Leetcode: Find the Prefix Common Array of Two Arrays
Introduction
The Prefix Common Array problem is a fascinating puzzle that combines array manipulation and set operations. It requires you to find common elements in two arrays at every index and maintain a running count. While the problem may seem tricky at first, breaking it down into smaller steps reveals a very simple approach.
In this article, I’ll explain the problem, walk you through my thought process, and share the solution I came up with.
The Problem
You are given two 0-indexed integer permutations A and B of length n. A prefix common array of A and B is an array C where C[i] equals the count of numbers that are present at or before index i in both A and B.
Input Constraints:
- Both A and B are permutations of integers from 1 to n.
- Both arrays are of equal length.
Output: Return the prefix common array C.
Examples
Example 1:
Input: A = [1,3,2,4], B = [3,1,2,4]
Output: [0,2,3,4]
Explanation:
- At i = 0, no numbers are common → C[0] = 0.
- At i = 1, numbers 1 and 3 are common → C[1] = 2.
- At i = 2, numbers 1, 2, and 3 are common → C[2] = 3.
- At i = 3, all numbers (1, 2, 3, 4) are common → C[3] = 4.
Example 2:
Input: A = [2,3,1], B = [3,1,2]
Output: [0,1,3]
Explanation:
- At i = 0, no numbers are common → C[0] = 0.
- At i = 1, only 3 is common → C[1] = 1.
- At i = 2, numbers 1, 2, and 3 are all common → C[2] = 3.
My Solution
The main idea is to maintain a running count of common elements between the two arrays as you iterate through their prefixes. To do this:
Use a set to keep track of all numbers you’ve seen so far in either array. This helps us efficiently check whether a number in one array is already present in the other.

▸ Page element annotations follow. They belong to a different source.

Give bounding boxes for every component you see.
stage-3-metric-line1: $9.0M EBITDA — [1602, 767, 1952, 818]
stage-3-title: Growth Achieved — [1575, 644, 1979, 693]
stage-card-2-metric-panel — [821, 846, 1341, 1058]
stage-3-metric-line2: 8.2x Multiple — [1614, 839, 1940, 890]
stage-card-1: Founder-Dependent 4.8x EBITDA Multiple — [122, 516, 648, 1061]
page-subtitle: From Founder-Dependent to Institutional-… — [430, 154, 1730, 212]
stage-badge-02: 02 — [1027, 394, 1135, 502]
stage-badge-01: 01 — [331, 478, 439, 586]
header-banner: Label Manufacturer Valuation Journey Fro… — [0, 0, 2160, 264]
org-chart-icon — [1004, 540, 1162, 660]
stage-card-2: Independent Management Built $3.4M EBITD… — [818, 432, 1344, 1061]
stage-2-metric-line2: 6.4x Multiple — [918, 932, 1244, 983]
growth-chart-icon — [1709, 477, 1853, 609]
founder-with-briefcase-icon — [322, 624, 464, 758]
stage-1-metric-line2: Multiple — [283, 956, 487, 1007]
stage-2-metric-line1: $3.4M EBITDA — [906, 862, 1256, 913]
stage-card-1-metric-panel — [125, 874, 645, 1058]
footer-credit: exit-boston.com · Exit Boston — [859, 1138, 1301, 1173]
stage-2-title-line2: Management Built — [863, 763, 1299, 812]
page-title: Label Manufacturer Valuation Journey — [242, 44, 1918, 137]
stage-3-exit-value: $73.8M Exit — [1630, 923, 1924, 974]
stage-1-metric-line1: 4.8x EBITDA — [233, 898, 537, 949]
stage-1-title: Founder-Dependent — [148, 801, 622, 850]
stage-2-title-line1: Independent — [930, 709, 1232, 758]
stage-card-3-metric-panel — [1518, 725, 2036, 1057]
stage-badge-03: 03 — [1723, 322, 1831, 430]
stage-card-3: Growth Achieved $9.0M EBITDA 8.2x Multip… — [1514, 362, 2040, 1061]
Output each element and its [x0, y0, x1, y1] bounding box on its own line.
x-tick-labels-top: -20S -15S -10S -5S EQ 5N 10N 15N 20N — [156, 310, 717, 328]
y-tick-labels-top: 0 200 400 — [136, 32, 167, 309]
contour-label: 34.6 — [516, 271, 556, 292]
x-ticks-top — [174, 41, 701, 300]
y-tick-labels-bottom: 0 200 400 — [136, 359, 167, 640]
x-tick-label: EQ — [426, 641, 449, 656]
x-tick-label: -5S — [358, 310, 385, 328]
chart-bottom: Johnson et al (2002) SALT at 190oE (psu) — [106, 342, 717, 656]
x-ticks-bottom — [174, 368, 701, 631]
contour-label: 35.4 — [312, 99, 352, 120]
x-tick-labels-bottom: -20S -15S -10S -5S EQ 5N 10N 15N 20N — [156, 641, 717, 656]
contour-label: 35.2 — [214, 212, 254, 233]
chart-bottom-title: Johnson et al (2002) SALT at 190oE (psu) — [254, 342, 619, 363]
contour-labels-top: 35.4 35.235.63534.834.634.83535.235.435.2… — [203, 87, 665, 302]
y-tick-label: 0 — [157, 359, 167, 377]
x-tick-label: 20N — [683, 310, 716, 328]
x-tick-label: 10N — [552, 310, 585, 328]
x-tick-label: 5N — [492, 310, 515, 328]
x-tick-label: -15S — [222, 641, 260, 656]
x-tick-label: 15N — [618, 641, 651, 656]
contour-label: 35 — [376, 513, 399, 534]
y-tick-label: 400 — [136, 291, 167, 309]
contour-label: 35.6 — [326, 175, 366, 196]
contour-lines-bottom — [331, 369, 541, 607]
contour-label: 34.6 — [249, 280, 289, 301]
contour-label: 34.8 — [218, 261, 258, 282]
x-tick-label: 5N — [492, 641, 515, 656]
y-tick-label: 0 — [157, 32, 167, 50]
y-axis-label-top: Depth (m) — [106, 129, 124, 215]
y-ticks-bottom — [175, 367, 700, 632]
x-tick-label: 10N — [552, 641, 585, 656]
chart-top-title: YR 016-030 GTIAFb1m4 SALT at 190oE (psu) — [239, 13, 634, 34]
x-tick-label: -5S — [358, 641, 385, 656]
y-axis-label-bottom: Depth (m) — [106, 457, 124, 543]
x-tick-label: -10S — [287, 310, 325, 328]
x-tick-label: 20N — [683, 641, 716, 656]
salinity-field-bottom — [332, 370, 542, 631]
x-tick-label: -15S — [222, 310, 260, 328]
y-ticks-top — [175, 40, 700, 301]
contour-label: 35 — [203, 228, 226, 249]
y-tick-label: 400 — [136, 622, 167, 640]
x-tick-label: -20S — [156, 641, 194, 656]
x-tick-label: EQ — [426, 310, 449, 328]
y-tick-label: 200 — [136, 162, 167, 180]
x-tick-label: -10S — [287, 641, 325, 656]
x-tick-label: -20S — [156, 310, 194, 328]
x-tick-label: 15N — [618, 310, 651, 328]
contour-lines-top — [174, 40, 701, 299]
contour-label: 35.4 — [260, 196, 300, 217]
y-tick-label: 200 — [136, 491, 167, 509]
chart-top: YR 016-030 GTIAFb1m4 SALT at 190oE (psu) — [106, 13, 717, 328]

As you iterate over the arrays:
- If a number from A or B is already in the set, it means it has appeared in both arrays, so you increment the count of common elements.
- If the number hasn’t been seen yet, add it to the set.
- After processing the current index, append the running count of common elements to the result array C.
This approach is efficient because set operations (like adding or checking for membership) are average O(1).
from typing import List
class Solution:
def findThePrefixCommonArray(self, A: List[int], B: List[int]) -> List[int]:
res = [] # Result array to store the prefix common counts
seen = set() # Set to track all elements we've encountered so far
common_count = 0 # Counter for common elements
# Iterate through both arrays simultaneously
for a, b in zip(A, B):
# Process element from A
if a in seen:
common_count += 1 # a is common between A and B
else:
seen.add(a)
# Process element from B
if b in seen:
common_count += 1 # b is common between A and B
else:
seen.add(b)
# Append the current count of common elements to the result array
res.append(common_count)
return res
Complexity Analysis
The solution is efficient and scales well with input size:
Time Complexity:
- Iterating through the arrays takes O(n).
- Set operations (like adding and checking membership) are O(1) on average.
- Thus, the overall time complexity is O(n).
Space Complexity:
- We use a set to track elements, which at most contains n elements (the size of the arrays).
- Hence, the space complexity is O(n).
Reflections and Takeaways
This problem is a great example of how we can use sets to track relationships between elements in arrays. I found it fascinating how simple operations like checking membership and counting can combine to solve a seemingly complex problem. Let me know if you came up with a different approach—I’d love to hear it!